Trigger: SharePoint item created or modified.

What it does

  • Registers new submissions

  • Detects and controls status changes (e.g. New → Scheduled)

  • Sends acknowledgements and scheduling notifications

Output: A single, authoritative list of committee entries with a clear, auditable status history.


Flow 2 — Meeting Agenda Formation

Purpose: Define what is officially on the table for a specific meeting.

Trigger: Manual run by Secretariat or Manager.

What it does

  • Identifies the next scheduled committee date

  • Selects all submissions planned for that date

  • Orders items by priority

  • Generates a structured agenda

  • Distributes it for managerial approval

  • Archives the approved version

Output: One dated agenda representing the official scope of the meeting.


Flow 3 — Attendance & Conflict-of-Interest Recording

Purpose: Define who is allowed to vote.

Trigger: Manual run with a meeting date.

What it does

  • Identifies voting members from the committee roster

  • Sends attendance confirmations

  • Records Present / Absent responses

  • Creates or updates attendance records

  • Records conflict-of-interest abstentions per agenda item

Output: A formal list of present and eligible voters for the meeting.


Flow 4 — Voting & Decision Processing

Purpose: Execute voting and record outcomes correctly.

Trigger: Manual run with:

  • meeting date

  • voting phase (pre / in / post-meeting)
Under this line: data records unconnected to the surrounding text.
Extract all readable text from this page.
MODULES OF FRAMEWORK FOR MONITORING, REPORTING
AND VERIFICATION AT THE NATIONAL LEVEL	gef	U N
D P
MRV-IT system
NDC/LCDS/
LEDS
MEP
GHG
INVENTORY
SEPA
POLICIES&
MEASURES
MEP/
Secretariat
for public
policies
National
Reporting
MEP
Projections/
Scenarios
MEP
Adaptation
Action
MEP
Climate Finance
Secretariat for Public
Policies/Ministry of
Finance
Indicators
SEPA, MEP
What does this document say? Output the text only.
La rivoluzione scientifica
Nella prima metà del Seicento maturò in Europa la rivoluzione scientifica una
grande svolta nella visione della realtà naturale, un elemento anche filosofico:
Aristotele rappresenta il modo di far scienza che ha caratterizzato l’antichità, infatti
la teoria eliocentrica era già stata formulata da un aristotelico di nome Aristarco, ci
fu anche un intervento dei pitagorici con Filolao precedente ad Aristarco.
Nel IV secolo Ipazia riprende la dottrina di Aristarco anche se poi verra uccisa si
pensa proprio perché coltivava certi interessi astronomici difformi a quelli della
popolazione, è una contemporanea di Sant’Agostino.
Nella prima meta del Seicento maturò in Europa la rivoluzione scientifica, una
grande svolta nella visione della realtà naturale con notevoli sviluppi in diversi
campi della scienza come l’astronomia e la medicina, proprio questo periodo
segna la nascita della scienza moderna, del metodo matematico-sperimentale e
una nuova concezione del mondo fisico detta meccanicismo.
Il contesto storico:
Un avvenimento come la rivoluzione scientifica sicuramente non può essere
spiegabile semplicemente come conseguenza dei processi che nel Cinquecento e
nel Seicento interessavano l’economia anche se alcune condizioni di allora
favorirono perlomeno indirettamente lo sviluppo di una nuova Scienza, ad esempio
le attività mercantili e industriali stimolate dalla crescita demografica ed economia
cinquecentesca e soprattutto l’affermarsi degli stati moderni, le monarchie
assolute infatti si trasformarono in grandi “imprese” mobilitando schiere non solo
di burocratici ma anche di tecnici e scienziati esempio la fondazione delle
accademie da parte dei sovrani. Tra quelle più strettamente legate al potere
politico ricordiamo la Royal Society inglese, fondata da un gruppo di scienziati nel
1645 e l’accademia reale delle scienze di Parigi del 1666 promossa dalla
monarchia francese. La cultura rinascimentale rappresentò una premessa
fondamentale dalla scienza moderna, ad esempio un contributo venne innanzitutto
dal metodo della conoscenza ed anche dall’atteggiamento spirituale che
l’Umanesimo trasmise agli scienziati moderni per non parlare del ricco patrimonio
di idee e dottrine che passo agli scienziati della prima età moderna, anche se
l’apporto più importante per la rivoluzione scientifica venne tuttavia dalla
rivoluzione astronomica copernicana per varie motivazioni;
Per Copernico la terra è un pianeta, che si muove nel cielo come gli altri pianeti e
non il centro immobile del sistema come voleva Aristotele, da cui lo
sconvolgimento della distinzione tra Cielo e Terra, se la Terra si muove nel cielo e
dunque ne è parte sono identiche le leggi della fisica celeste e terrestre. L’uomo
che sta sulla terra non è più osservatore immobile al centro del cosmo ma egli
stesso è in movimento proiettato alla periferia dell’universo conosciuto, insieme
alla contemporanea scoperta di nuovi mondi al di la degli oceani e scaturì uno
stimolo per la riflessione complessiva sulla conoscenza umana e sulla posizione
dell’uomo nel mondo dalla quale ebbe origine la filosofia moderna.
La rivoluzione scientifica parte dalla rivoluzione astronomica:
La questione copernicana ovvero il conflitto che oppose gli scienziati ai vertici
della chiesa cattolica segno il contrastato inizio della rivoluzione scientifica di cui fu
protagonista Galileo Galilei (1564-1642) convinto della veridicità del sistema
  • run mode (vote or out-of-time close)

What it does

  • Selects agenda items still requiring a vote

  • Determines eligible voters per item

  • Sends approve/reject requests

  • Counts votes, abstentions, and non-responses

  • Applies quorum rules (count or percentage)

  • Handles ties via Chair vote where required

  • Writes final decisions back to each submission

  • Defers unvoted items when a meeting is closed

Output: A final decision status per agenda item, with full supporting vote artefacts.


How the flows work together

Each flow does one job — and only one:

  • Flow 1 controls what exists and when it moves

  • Flow 2 defines what is on the table

  • Flow 3 defines who can vote

  • Flow 4 defines what decision is taken

This separation is intentional. It makes the system auditable, testable, and governable.


What can be improved next?

The core is intentionally conservative. Enhancements can be layered without breaking governance:

  • AI-assisted submission critique: Flow 1 can be extended to provide structured feedback against corporate or departmental standards.

  • Better user experience: Adaptive Cards can replace standard emails for cleaner interaction.

  • Automated protocol amendments: A separate flow already exists to convert Teams meeting transcripts (VTT files) into protocol updates and action lists.


Final thought

You do not need AI to optimise processes.


Most organisational inefficiency comes from undefined states, unclear ownership, and uncontrolled transitions — not from a lack of intelligence. Those problems are solved with basic RPA and workflow design, not machine learning.

AI can enhance a stable process. It cannot fix a broken one.

Start with RPA. Add AI only after the process is under control.